O que diz o autor sobre sua obra: 
       "A Guerra do Contestado foi um episódio estruturante na geopolítica mundial do século XX. A historiografia brasileira nunca estudou direito esse acontecimento. Pela primeira vez no continente americano, disputando com o México, foram utilizados aviões com fins militares, armas e munições usadas na primeira Guerra mundial foram testadas no Contestado, emissários do partido dos operários russos, exilado em Zurique, foram enviados à região, representantes dos sindicatos ingleses idem. 

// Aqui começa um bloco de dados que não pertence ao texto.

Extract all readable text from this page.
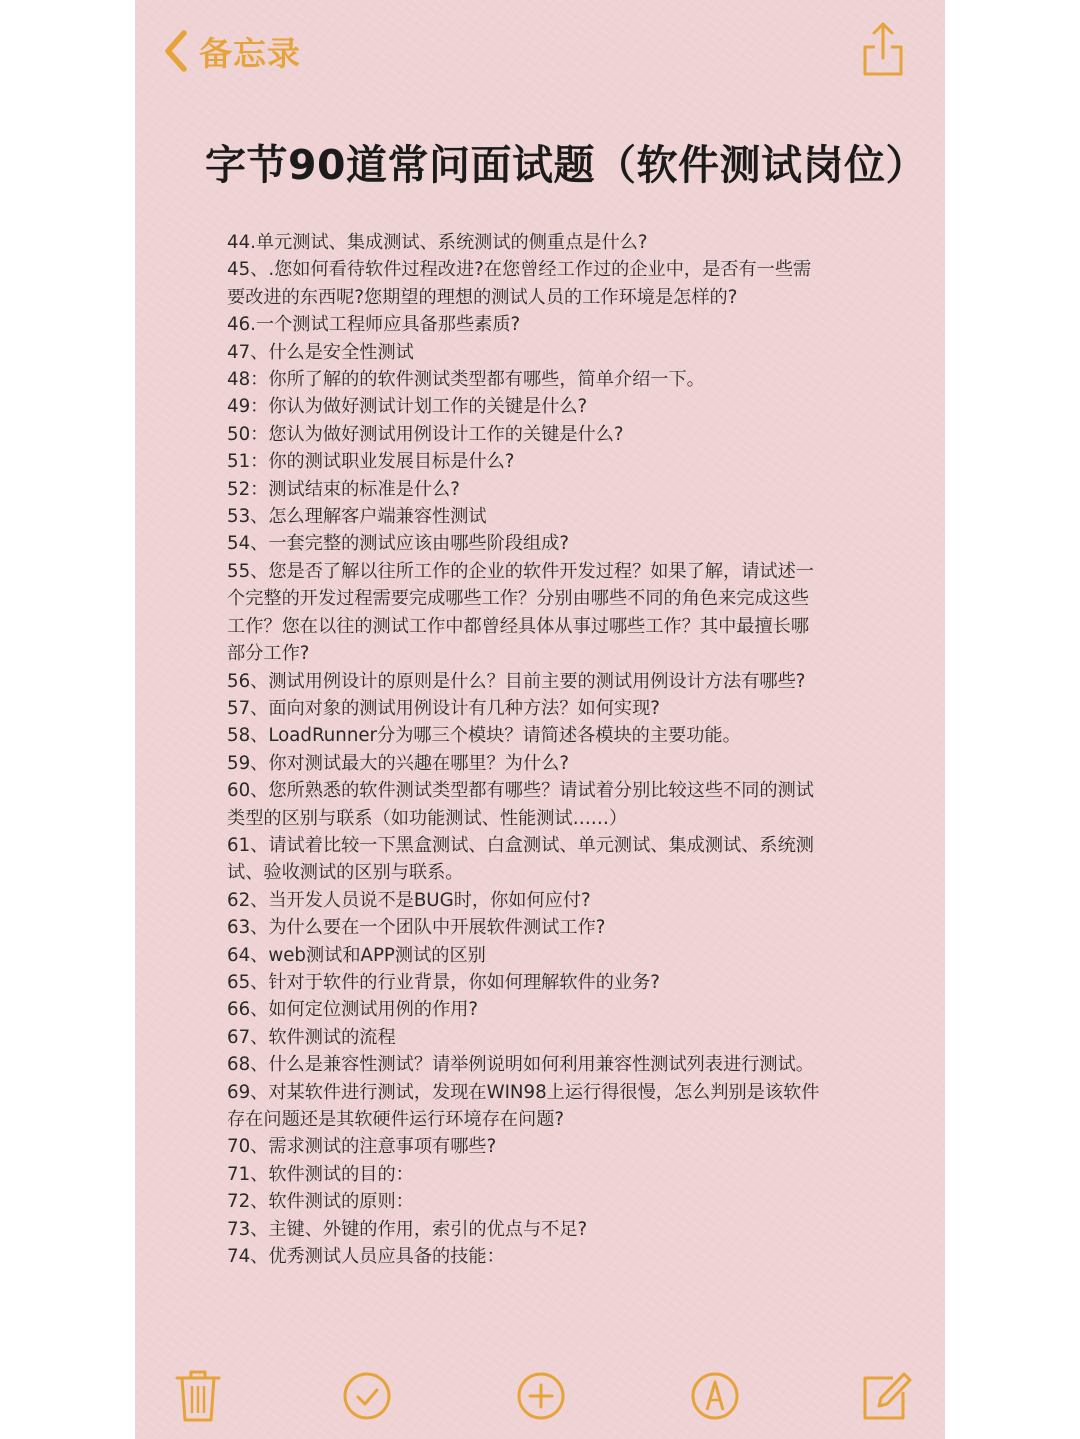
备忘录
字节90道常问面试题（软件测试岗位）
44.单元测试、集成测试、系统测试的侧重点是什么?
45、.您如何看待软件过程改进?在您曾经工作过的企业中，是否有一些需
要改进的东西呢?您期望的理想的测试人员的工作环境是怎样的?
46.一个测试工程师应具备那些素质?
47、什么是安全性测试
48：你所了解的的软件测试类型都有哪些，简单介绍一下。
49：你认为做好测试计划工作的关键是什么?
50：您认为做好测试用例设计工作的关键是什么?
51：你的测试职业发展目标是什么?
52：测试结束的标准是什么?
53、怎么理解客户端兼容性测试
54、一套完整的测试应该由哪些阶段组成?
55、您是否了解以往所工作的企业的软件开发过程？如果了解，请试述一
个完整的开发过程需要完成哪些工作？分别由哪些不同的角色来完成这些
工作？您在以往的测试工作中都曾经具体从事过哪些工作？其中最擅长哪
部分工作?
56、测试用例设计的原则是什么？目前主要的测试用例设计方法有哪些?
57、面向对象的测试用例设计有几种方法？如何实现?
58、LoadRunner分为哪三个模块？请简述各模块的主要功能。
59、你对测试最大的兴趣在哪里？为什么?
60、您所熟悉的软件测试类型都有哪些？请试着分别比较这些不同的测试
类型的区别与联系（如功能测试、性能测试……）
61、请试着比较一下黑盒测试、白盒测试、单元测试、集成测试、系统测
试、验收测试的区别与联系。
62、当开发人员说不是BUG时，你如何应付?
63、为什么要在一个团队中开展软件测试工作?
64、web测试和APP测试的区别
65、针对于软件的行业背景，你如何理解软件的业务?
66、如何定位测试用例的作用?
67、软件测试的流程
68、什么是兼容性测试？请举例说明如何利用兼容性测试列表进行测试。
69、对某软件进行测试，发现在WIN98上运行得很慢，怎么判别是该软件
存在问题还是其软硬件运行环境存在问题?
70、需求测试的注意事项有哪些?
71、软件测试的目的：
72、软件测试的原则：
73、主键、外键的作用，索引的优点与不足?
74、优秀测试人员应具备的技能：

O maior empreiteiro do mundo na época, Percival Farqwar, foi construir a ferrovia S. Paulo - Rio Grande, passando pela região. A primeira greve organizada por  trabalhadores brasileiros se deu naqueles rincões. O conflito Capitalismo x Socialismo, que se preparava no mundo, estava explícito ali. A internacionalização do conflito, por conta da fronteira com a Argentina próxima, ganhou mais vulto. Tropas argentinas foram prudentemente mobilizadas. Rui Barbosa e Epitácio Pessoa foram advogados dos dois estados brasileiros em litígio, Santa Catarina e Paraná, o que dá a dimensão também nacional da Guerra. E, no entanto, pouco se fala a respeito. Eu quis, sim, "aguçar", como na pergunta, a curiosidade do leitor. Havia pouquíssimas ficções escritas sobre. Um romance do Guido Sassi, excelente, aborda o tema com grande habilidade literária, mas ficava preso ao estilo do momento do autor. O cenário ficcionalizado começava naquela época da guerra e parava naquela época. No Bruxo do Contestado quis trazer o tema até os dias atuais. Existe agora um número bem maior de obras ficcionais abordando o tema."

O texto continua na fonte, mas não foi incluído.